Japanese voters may not love Mr. Abe, but they appear to want to stick with what they know.

October 21, 2017 07:32 am | Updated December 03, 2021 10:46 am IST - Tokyo

 File photo of Japan's Prime Minister and President of the ruling Liberal Democratic Party Shinzo Abe waves to the crowd from a car after his party's campaign rally for the October 22 lower house election in Tokyo.

File photo of Japan's Prime Minister and President of the ruling Liberal Democratic Party Shinzo Abe waves to the crowd from a car after his party's campaign rally for the October 22 lower house election in Tokyo.

Japan’s leader may have made the right call after all, if not for his country than for himself.

Media polls indicate Prime Minister Shinzo Abe’s ruling coalition will handily win a general election on Sunday , possibly even retaining its two-thirds majority in the more powerful lower house of parliament.
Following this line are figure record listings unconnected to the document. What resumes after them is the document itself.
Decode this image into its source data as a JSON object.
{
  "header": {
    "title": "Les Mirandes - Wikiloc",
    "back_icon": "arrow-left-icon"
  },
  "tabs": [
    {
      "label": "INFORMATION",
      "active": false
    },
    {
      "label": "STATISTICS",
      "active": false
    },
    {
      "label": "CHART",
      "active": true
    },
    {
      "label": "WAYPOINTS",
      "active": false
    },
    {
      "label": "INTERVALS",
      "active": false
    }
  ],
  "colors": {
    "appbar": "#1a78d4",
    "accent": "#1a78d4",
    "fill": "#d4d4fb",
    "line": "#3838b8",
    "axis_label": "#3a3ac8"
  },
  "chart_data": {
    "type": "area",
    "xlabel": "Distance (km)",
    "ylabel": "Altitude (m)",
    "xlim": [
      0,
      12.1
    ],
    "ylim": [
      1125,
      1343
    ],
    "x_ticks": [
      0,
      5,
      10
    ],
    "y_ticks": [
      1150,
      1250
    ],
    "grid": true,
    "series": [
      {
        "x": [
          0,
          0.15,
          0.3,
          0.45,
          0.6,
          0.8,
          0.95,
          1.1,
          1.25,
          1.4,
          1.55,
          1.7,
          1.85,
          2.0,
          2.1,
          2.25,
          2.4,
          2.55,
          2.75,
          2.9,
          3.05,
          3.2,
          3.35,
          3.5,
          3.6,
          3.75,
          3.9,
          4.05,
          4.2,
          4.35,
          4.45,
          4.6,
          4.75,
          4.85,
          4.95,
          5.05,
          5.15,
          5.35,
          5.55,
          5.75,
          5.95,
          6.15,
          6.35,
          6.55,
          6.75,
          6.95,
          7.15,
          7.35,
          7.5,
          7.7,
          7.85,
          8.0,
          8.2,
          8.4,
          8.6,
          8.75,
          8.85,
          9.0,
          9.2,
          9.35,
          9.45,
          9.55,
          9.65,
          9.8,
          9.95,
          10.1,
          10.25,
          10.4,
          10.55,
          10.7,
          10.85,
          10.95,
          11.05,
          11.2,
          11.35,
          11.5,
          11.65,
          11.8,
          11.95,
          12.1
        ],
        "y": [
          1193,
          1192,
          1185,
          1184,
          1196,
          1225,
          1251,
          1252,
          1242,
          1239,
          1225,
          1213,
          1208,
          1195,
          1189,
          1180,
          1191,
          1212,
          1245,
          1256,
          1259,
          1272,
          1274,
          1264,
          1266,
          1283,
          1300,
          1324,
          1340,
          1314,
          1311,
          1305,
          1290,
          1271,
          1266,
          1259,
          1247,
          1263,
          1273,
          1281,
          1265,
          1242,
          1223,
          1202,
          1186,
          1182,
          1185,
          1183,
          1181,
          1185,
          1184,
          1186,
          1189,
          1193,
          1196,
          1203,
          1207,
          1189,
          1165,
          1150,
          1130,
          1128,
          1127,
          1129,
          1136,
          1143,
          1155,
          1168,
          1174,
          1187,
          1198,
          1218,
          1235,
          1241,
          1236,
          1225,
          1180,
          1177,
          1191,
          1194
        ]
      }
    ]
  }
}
Japanese voters may not love Mr. Abe, but they appear to want to stick with what they know, rather than hand the reins to an opposition with little or no track record. Uncertainty over North Korea and its growing missile and nuclear arsenal may be heightening that underlying conservatism.

 

“I buy into Prime Minister Abe’s ability to handle diplomacy,” said Naomi Mochida, a 51-year-old woman listening to Mr. Abe campaign earlier this week in Saitama prefecture, outside of Tokyo.
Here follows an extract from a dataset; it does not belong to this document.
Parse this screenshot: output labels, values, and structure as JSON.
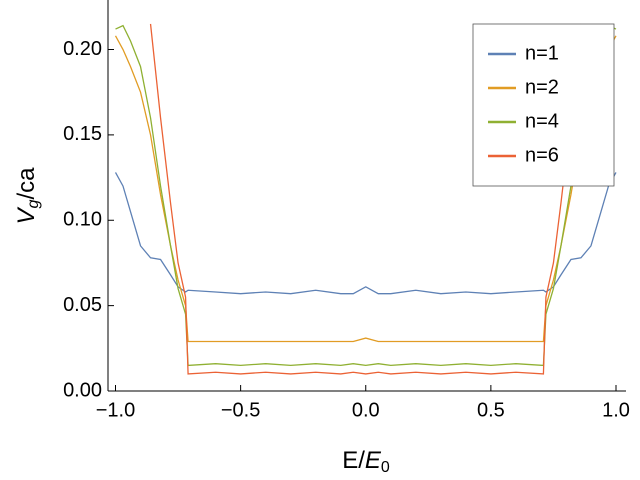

“I think the most serious threat we face now is the North Korea situation. I feel Prime Minister Abe has been showing the best tactics to handle the situation, compared to other politicians including past prime ministers.”

Mr. Abe dissolved the lower house a little more than three weeks ago on the day it convened for a special session, forcing the snap election. The timing seemed ripe for his ruling Liberal-Democratic Party, or at least better than waiting.

 

Support for Mr. Abe’s Cabinet, the standard measure of a government’s popularity in Japan, had bounced back from summertime lows. The main opposition force, the Democratic Party, was in more disarray than usual after its leader had resigned. Holding off would only give a potential rival, Tokyo Governor Yuriko Koike, more time to organise a challenge.
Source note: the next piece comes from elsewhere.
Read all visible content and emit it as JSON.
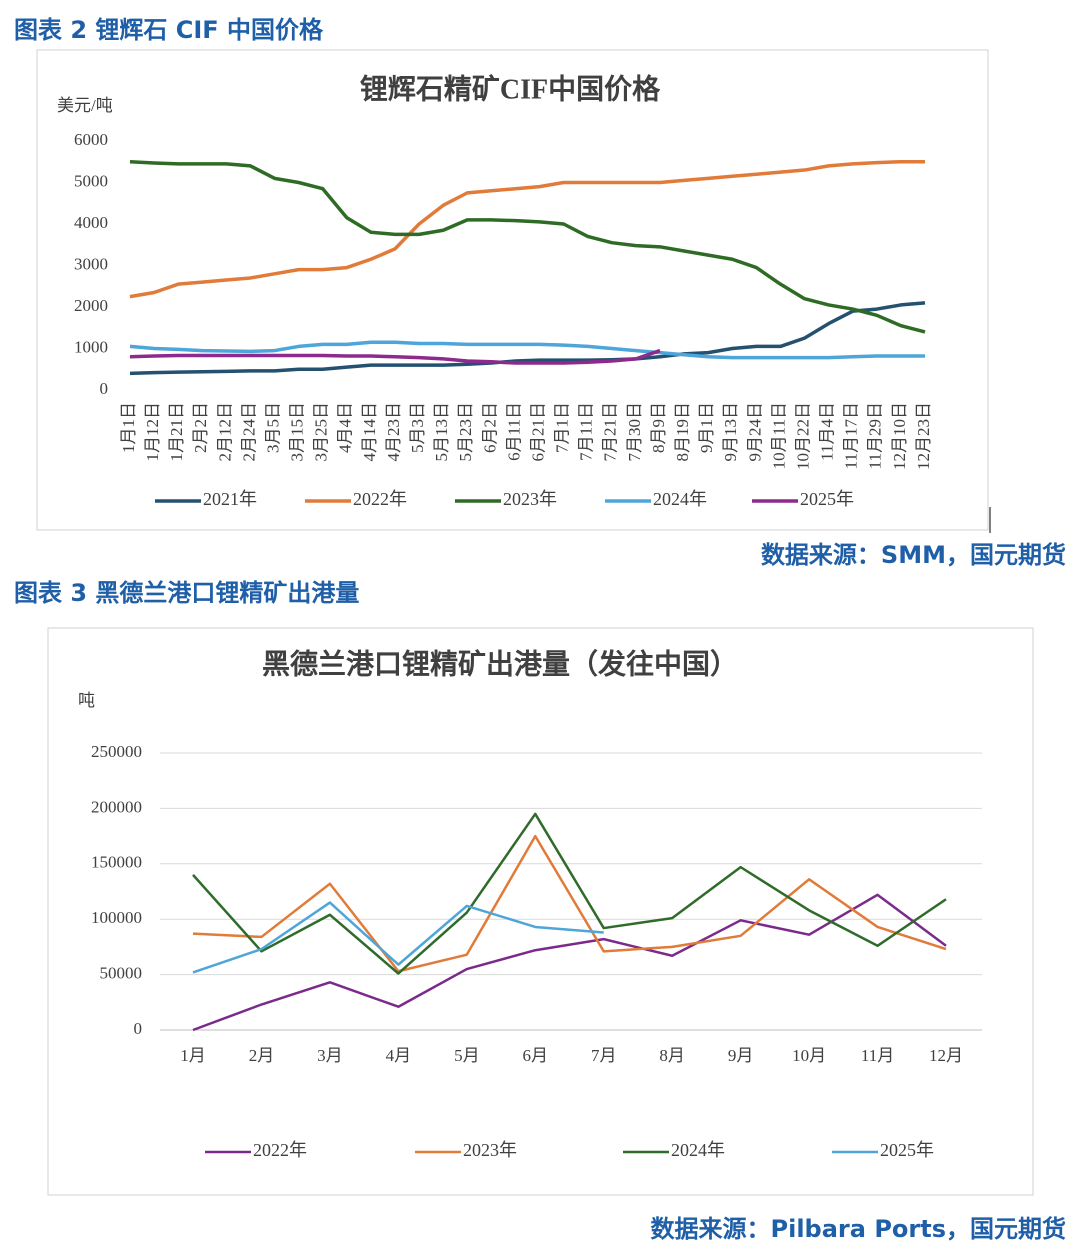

The election is “mainly about the Abe administration trying to lock in its position ... and with success, get Prime Minister Abe re-elected as president of the LDP in September and rule until after the Tokyo Olympics, until 2021,” Michael Green, a Japan expert at the Centre for Strategic and International Studies in Washington, DC, said on a call with journalists.

Koike, her hand forced by Mr. Abe’s decision, hastily launched a new party to contest the election. Her Party of Hope briefly stole the limelight from Abe, attracting a slew of defectors from the Democrats. Its populist platform includes phasing out nuclear power by 2030, and putting on hold an increase in the consumption tax due in 2019.

But Mr. Abe’s gambit appears to be paying off. The initial excitement for the Party of Hope has waned. Koike, the party leader, decided not to run for the 465-seat lower house and won’t even be in Japan on election day. She is heading to Paris for a global conference of mayors that will discuss issues such as climate change.

The Democratic Party has imploded. Its more liberal members have launched yet another grouping, the Constitutional Democratic Party of Japan, which is now outpolling the Party of Hope.